If immunity were short-lived, according to the authors, this coronavirus will persist in the population like cold viruses. Do you agree?

It could be a possibility. This is important for many laboratories in the world involved in generating vaccines that have to elicit an immune response better than that of the virus. If the response of the virus does not prevent you from being reinfected, but rather prevents you from having a severe disease, either you have to vaccinate more often or you have to improve the vaccine so that it ultimately prevents infection. In other words, lengthen that response, whether it is antibody, cellular response, or both.

How do these reinfections affect herd immunity? Is it no longer possible?
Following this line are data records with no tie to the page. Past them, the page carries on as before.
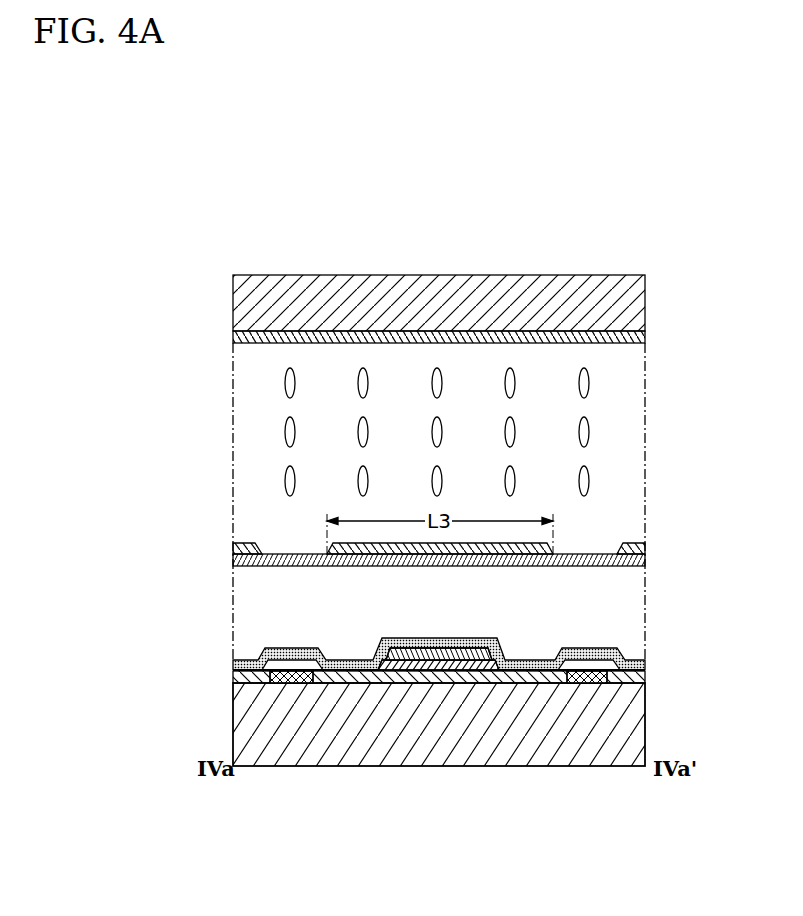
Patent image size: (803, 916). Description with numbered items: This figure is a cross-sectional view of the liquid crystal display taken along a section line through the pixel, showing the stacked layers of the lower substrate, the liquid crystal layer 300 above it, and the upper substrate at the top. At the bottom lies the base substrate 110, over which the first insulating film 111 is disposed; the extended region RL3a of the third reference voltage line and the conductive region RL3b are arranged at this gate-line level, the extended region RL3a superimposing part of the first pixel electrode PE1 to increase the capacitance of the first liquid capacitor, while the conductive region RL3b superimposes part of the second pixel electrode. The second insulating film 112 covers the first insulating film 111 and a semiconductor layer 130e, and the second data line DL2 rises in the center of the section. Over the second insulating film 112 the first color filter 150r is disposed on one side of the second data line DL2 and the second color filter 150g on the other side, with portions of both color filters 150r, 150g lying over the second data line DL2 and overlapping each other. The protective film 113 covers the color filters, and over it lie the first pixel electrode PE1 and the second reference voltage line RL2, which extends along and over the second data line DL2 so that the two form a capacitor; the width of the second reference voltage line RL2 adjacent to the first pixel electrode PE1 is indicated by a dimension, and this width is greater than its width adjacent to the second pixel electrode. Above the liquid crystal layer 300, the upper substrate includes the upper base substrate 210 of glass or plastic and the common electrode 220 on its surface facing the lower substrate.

The upper base substrate 210 is at (640, 305).
The common electrode 220 is at (640, 337).
The liquid crystal layer 300 is at (640, 445).
The second reference voltage line RL2 is at (537, 547).
The first pixel electrode PE1 is at (645, 549).
The protective film 113 is at (645, 562).
The base substrate 110 is at (257, 748).
The first insulating film 111 is at (526, 678).
The second insulating film 112 is at (502, 668).
The extended region RL3a is at (288, 684).
The conductive region RL3b is at (588, 684).
The first color filter 150r is at (340, 648).
The second color filter 150g is at (624, 650).
The second data line DL2 is at (392, 663).
The semiconductor layer 130e is at (430, 668).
It would still be possible. Antibody immunity is known to decline over time. [Que hubiera muchas reinfecciones] It would affect group immunity because to achieve it, a greater number of people who were immunized in some way would be needed. But, I insist, immunity is not achieved only by antibodies. There is also cellular immunity. At the moment we do not know how it develops or what protective role it may have. In other words, in herd immunity, it is not only the antibody response that has to intervene, it can also be immunity due to the cellular response.

On the genetic analysis that the Hong Kong authors commented that they had done, are the strains of this coronavirus that move through Europe and Asia very different?

They are not very different but they do have some changes. There are thousands of sequences already released from all over the world and from all stages of the epidemic and it is not that there are many changes, but there are some. For example, the strains that initially circulated in Asia had a series of alterations that can produce modifications in the virus protein, but these are genetic changes that can be mapped. The strains that have circulated in Europe or the United States in many cases do not have these changes. By sequencing the 30,0000 nucleotides certain genomes appear that give clues as to whether the virus comes from one place or another.

It's the same as with the study that was done in Spain which showed that there had been 15 different introductions of the virus from different places, why? Because viruses were different and looked like those that came from one place or another. Knowing the entire sequence of the virus allows you to trace where it came from.

According to the researchers, when the vaccine is developed it is recommended that people who have been infected put it on and do not stop using a mask or the rest of the prevention elements. Should they not lower their guard?

This is something that the scientific community has been saying for a long time. Be careful with thinking that one is already protected because the disease has passed and there are antibodies. It is very likely that if someone becomes infected again, the disease will not happen again, but could transmit the virus to other people as asymptomatic. Safety measures, mask, social distance and hand washing have to continue to be maintained.

These three cases of possible reinfections show what is happening in the pandemic: researchers presenting their findings without waiting for them to be published in scientific journals. Is the health crisis transforming the way scientists show your results?

Many jobs are appearing in prepublication repositories those that have not yet passed peer review. Clearly this did not happen before and the truth is that it is making a lot of noise. There are many works in prepublication, especially from the beginning, which were later withdrawn or never published in specialized journals because they did not meet the criteria when they passed the peer review and, nevertheless, they remain.

The knowledge that is in those jobs spreads and you have to be very careful. We look at the works that are in prepublication with caution and even those that are published, we look at the data in detail. With the works that are in prepublication, even more so. In the case of this pandemic, it is true that this has been a boom. I no longer know how many publications there are per day of this virus and you have to be very selective.